Guardians of the Galaxy 3 may be the best film of the trilogy, with tons of action, pathos, and casual humor sprinkled perfectly throughout.
It’s one thing to create a silly comedy (see Spaceballs) and another to insert actual funny lines and sequences that do not detract from the overall seriousness of a film. From Mantis’ (Pom Klementieff) admission that she does not understand what Groot is saying when he says, “I am Groot,” to the unintentional goofiness of Drax (Dave Bautista), GG3 perfectly walks the line.
Lest anyone conclude that it is a mere light-hearted space romp, the film should be subtitled “The Tragic Life of Rocket Raccoon.” The rascally rodent is the focus of much of the movie as Star-Lord (Chris Pratt), Nebula (Karen Gillan) and the rest of the Guardians wage insane battles to rescue him.
In the process, we see the heart-rending story of Rocket, shown in more detail than has ever been seen anywhere, including in the Marvel comics. Bring your tissues.
Director James Gunn, who recently defected from Marvel to produce rival movies for Warner/DC, definitely left his mark on the Marvel universe on the way out. The scope of the film is insane, using an army of CGI technicians, actors and extras to produce a film that is almost overwhelming in scope.

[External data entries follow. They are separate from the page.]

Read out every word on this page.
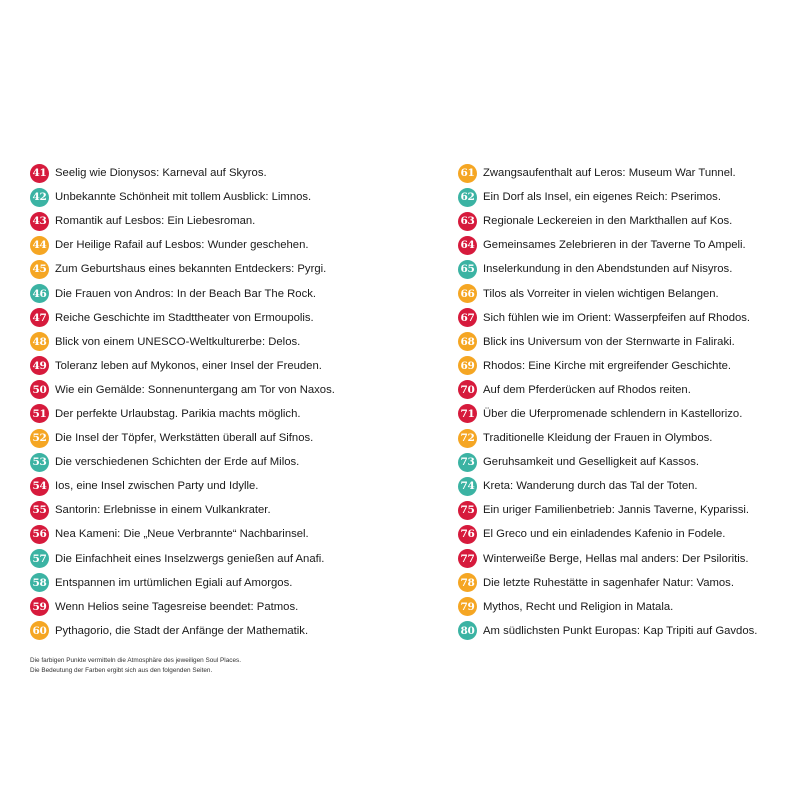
41 Seelig wie Dionysos: Karneval auf Skyros.
42 Unbekannte Schönheit mit tollem Ausblick: Limnos.
43 Romantik auf Lesbos: Ein Liebesroman.
44 Der Heilige Rafail auf Lesbos: Wunder geschehen.
45 Zum Geburtshaus eines bekannten Entdeckers: Pyrgi.
46 Die Frauen von Andros: In der Beach Bar The Rock.
47 Reiche Geschichte im Stadttheater von Ermoupolis.
48 Blick von einem UNESCO-Weltkulturerbe: Delos.
49 Toleranz leben auf Mykonos, einer Insel der Freuden.
50 Wie ein Gemälde: Sonnenuntergang am Tor von Naxos.
51 Der perfekte Urlaubstag. Parikia machts möglich.
52 Die Insel der Töpfer, Werkstätten überall auf Sifnos.
53 Die verschiedenen Schichten der Erde auf Milos.
54 Ios, eine Insel zwischen Party und Idylle.
55 Santorin: Erlebnisse in einem Vulkankrater.
56 Nea Kameni: Die „Neue Verbrannte“ Nachbarinsel.
57 Die Einfachheit eines Inselzwergs genießen auf Anafi.
58 Entspannen im urtümlichen Egiali auf Amorgos.
59 Wenn Helios seine Tagesreise beendet: Patmos.
60 Pythagorio, die Stadt der Anfänge der Mathematik.
61 Zwangsaufenthalt auf Leros: Museum War Tunnel.
62 Ein Dorf als Insel, ein eigenes Reich: Pserimos.
63 Regionale Leckereien in den Markthallen auf Kos.
64 Gemeinsames Zelebrieren in der Taverne To Ampeli.
65 Inselerkundung in den Abendstunden auf Nisyros.
66 Tilos als Vorreiter in vielen wichtigen Belangen.
67 Sich fühlen wie im Orient: Wasserpfeifen auf Rhodos.
68 Blick ins Universum von der Sternwarte in Faliraki.
69 Rhodos: Eine Kirche mit ergreifender Geschichte.
70 Auf dem Pferderücken auf Rhodos reiten.
71 Über die Uferpromenade schlendern in Kastellorizo.
72 Traditionelle Kleidung der Frauen in Olymbos.
73 Geruhsamkeit und Geselligkeit auf Kassos.
74 Kreta: Wanderung durch das Tal der Toten.
75 Ein uriger Familienbetrieb: Jannis Taverne, Kyparissi.
76 El Greco und ein einladendes Kafenio in Fodele.
77 Winterweiße Berge, Hellas mal anders: Der Psiloritis.
78 Die letzte Ruhestätte in sagenhafer Natur: Vamos.
79 Mythos, Recht und Religion in Matala.
80 Am südlichsten Punkt Europas: Kap Tripiti auf Gavdos.
Die farbigen Punkte vermitteln die Atmosphäre des jeweiligen Soul Places.
Die Bedeutung der Farben ergibt sich aus den folgenden Seiten.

These days special effects are expected to be spectacular, but Guardians even exceeds those expectations. And despite the flashy SFX, it is the characterizations of the Guardians that make the movie so memorable.
Of all the characters, Gillan’s Nebula has shown the most growth. In the past she was a minor player but now has become central to the plot and stepped up to possibly replace Star-Lord, if there are any future Guardians movies coming.

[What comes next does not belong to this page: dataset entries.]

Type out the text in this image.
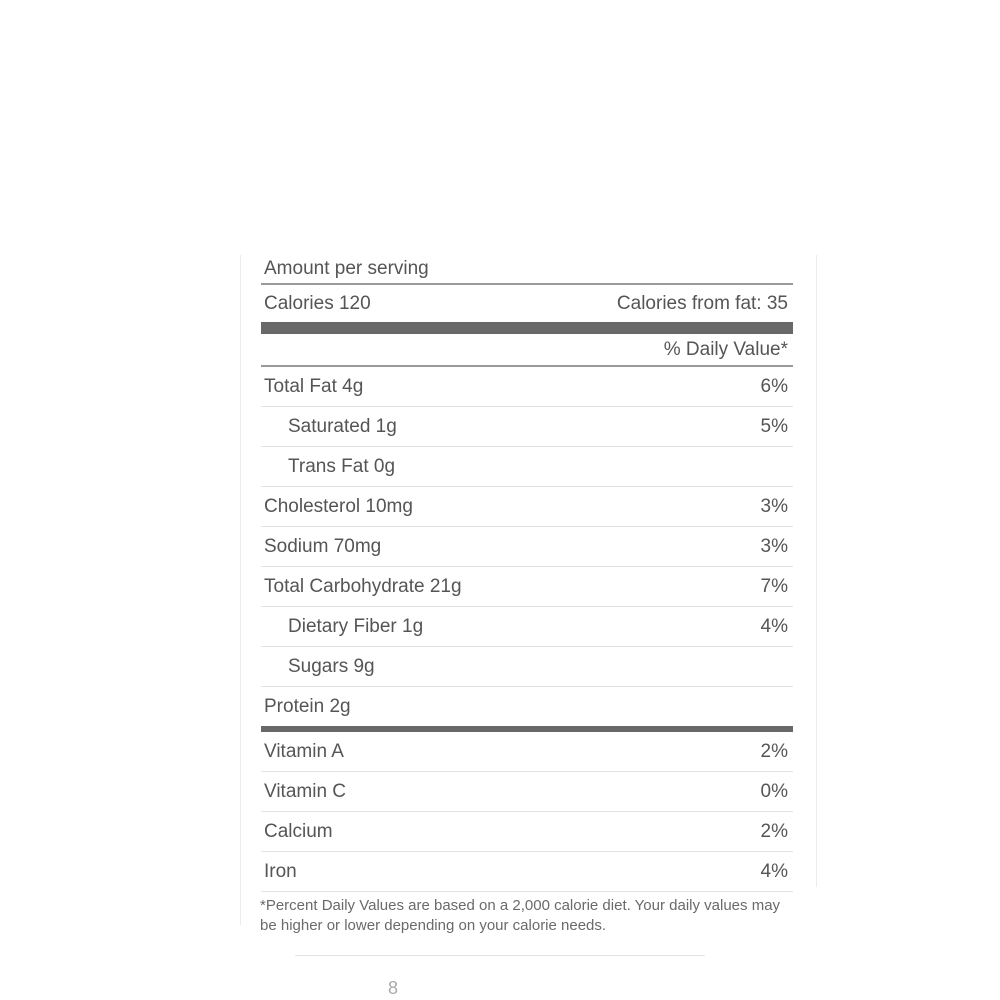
Amount per serving
Calories 120	Calories from fat: 35
% Daily Value*
Total Fat 4g	6%
Saturated 1g	5%
Trans Fat 0g
Cholesterol 10mg	3%
Sodium 70mg	3%
Total Carbohydrate 21g	7%
Dietary Fiber 1g	4%
Sugars 9g
Protein 2g
Vitamin A	2%
Vitamin C	0%
Calcium	2%
Iron	4%
*Percent Daily Values are based on a 2,000 calorie diet. Your daily values may be higher or lower depending on your calorie needs.
8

A fan favorite will be the hapless Cosmo, a dog that was callously launched into space by the Russians in the early 1960s with no hope of survival. In the film and the comics, Cosmo is exposed to cosmic rays in space and evolves human intelligence and telekinetic powers. The banter between Cosmo (Maria Bakalova) and Kraglin (Sean Gunn) is hysterical and will strike a chord with any dog owner.
The bad guy, the High Evolutionary (Chukwudi Iwuji), is based on his representation from the comics, but has a clearer mission. He’s evil for sure, but his motivation is more like a god’s will to create a new race of beings in his image. Unfortunately, he needs to dissect Rocket to do that, something no one else wants.

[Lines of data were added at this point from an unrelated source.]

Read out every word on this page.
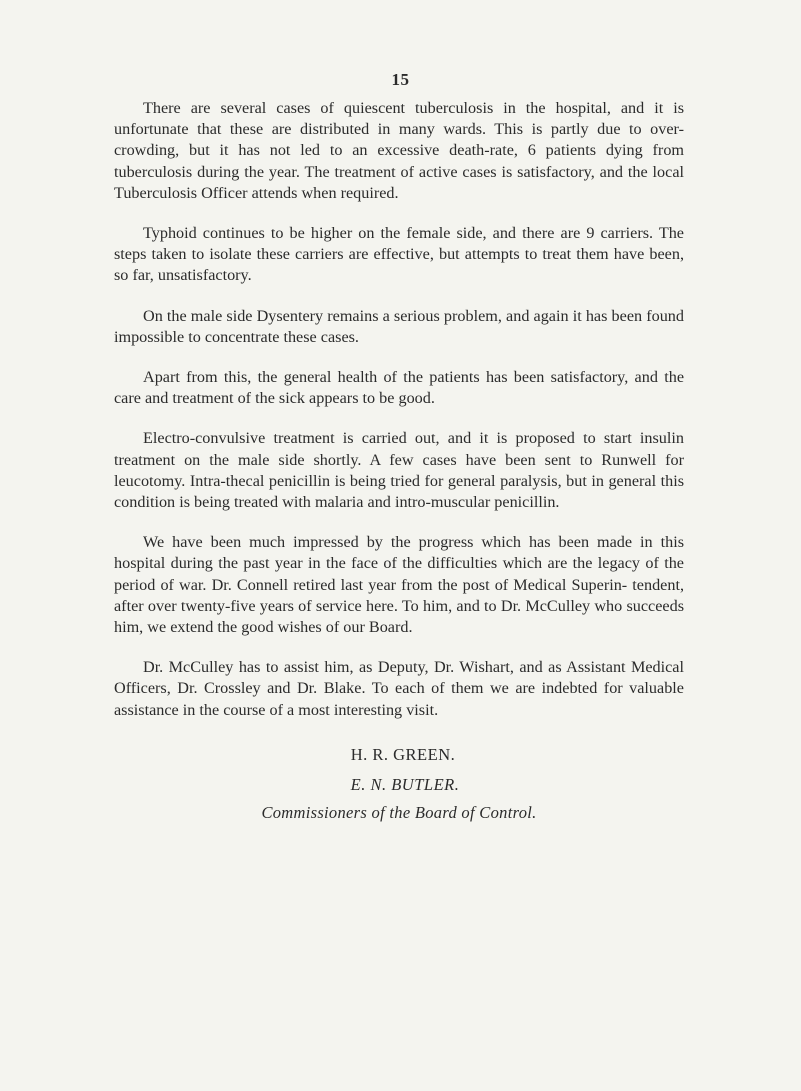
15

There are several cases of quiescent tuberculosis in the hospital, and it is unfortunate that these are distributed in many wards. This is partly due to over-crowding, but it has not led to an excessive death-rate, 6 patients dying from tuberculosis during the year. The treatment of active cases is satisfactory, and the local Tuberculosis Officer attends when required.

Typhoid continues to be higher on the female side, and there are 9 carriers. The steps taken to isolate these carriers are effective, but attempts to treat them have been, so far, unsatisfactory.

On the male side Dysentery remains a serious problem, and again it has been found impossible to concentrate these cases.

Apart from this, the general health of the patients has been satisfactory, and the care and treatment of the sick appears to be good.

Electro-convulsive treatment is carried out, and it is proposed to start insulin treatment on the male side shortly. A few cases have been sent to Runwell for leucotomy. Intra-thecal penicillin is being tried for general paralysis, but in general this condition is being treated with malaria and intro-muscular penicillin.

We have been much impressed by the progress which has been made in this hospital during the past year in the face of the difficulties which are the legacy of the period of war. Dr. Connell retired last year from the post of Medical Superin- tendent, after over twenty-five years of service here. To him, and to Dr. McCulley who succeeds him, we extend the good wishes of our Board.

Dr. McCulley has to assist him, as Deputy, Dr. Wishart, and as Assistant Medical Officers, Dr. Crossley and Dr. Blake. To each of them we are indebted for valuable assistance in the course of a most interesting visit.

H. R. GREEN.
E. N. BUTLER.
Commissioners of the Board of Control.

The much-anticipated appearance of comic favorite Adam Warlock was something of a letdown. No reflection on the performance of Will Poulter, but the character lacked the charisma of Warlock. He was mostly used as cannon fodder by the High Evolutionary.
By the end of the film, Star-Lord has undergone the most dramatic life-change and that’s saying a lot since all the Guardians are altered.
There is a mid-credit scene and a post credit scene that should be seen, though not as significant as most Marvel movie post credit scenes.